- Kosmo, Utah Location within Utah Kosmo, Utah Location within the United States
- Coordinates: 41°43′04″N 112°47′29″W﻿ / ﻿41.71772°N 112.79149°W
- Country: United States
- State: Utah
- County: Box Elder
- Time zone: UTC-7 (MST)
- • Summer (DST): UTC-6 (MDT)

= Kosmo, Utah =

Kosmo (also spelled Kosmos or Cosmo) is a ghost town in Box Elder County, Utah, United States. The town was built in two sections, with the east end built in 1901 to serve as a rail spur of the First transcontinental railroad for the ranchers in the area.

==Background==
The western part of the town was constructed in 1912, about one-half mile from the east part, as a spur for potash mining. Potash had become difficult to acquire during World War I, as its major producer was Germany. The Salt Lake Potash Company was established to combat the shortages and built ponds, canals, a rail spur and processing station in West Kosmo.

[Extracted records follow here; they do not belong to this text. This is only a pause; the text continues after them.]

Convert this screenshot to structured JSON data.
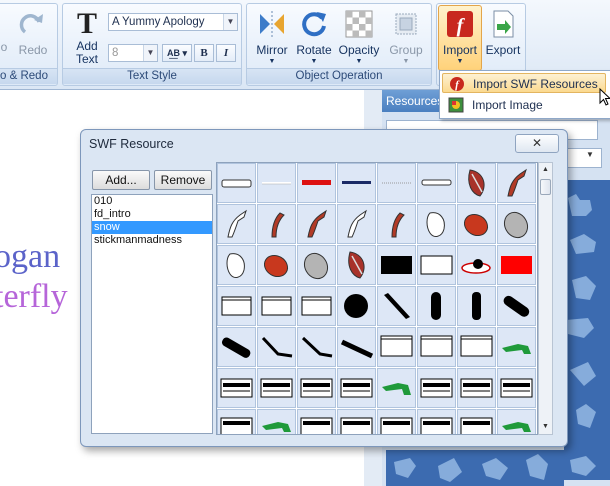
{
  "toolbar": {
    "undo_redo": {
      "redo_label": "Redo",
      "undo_partial": "o",
      "group_label": "o & Redo"
    },
    "text_style": {
      "add_text_label_1": "Add",
      "add_text_label_2": "Text",
      "font_name": "A Yummy Apology",
      "font_size": "8",
      "bold": "B",
      "italic": "I",
      "group_label": "Text Style"
    },
    "object_operation": {
      "mirror": "Mirror",
      "rotate": "Rotate",
      "opacity": "Opacity",
      "group": "Group",
      "group_label": "Object Operation"
    },
    "import": "Import",
    "export": "Export"
  },
  "import_menu": {
    "items": [
      {
        "label": "Import SWF Resources"
      },
      {
        "label": "Import Image"
      }
    ]
  },
  "canvas": {
    "text_line_1": "ogan",
    "text_line_2": "terfly"
  },
  "right_panel": {
    "tab_label": "Resources"
  },
  "dialog": {
    "title": "SWF Resource",
    "add_button": "Add...",
    "remove_button": "Remove",
    "close_symbol": "✕",
    "list": [
      "010",
      "fd_intro",
      "snow",
      "stickmanmadness"
    ],
    "selected_index": 2
  },
  "colors": {
    "accent": "#3399ff",
    "swf_red": "#c8281e",
    "green": "#1f9a3a"
  }
}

In addition, three bunkhouses, a cookhouse, garage, stock corral, general store, blacksmith and coal house were constructed in the town. A 1925 Utah Gazetteer noted the town had a population of 200 people. All that remain of the town are a few concrete foundations and canals in West Kosmo.

Kosmo's post office was operational from 1919 through 1922.

The town was near the epicenter of the 1934 Hansel Valley earthquake, which damaged structures in the town.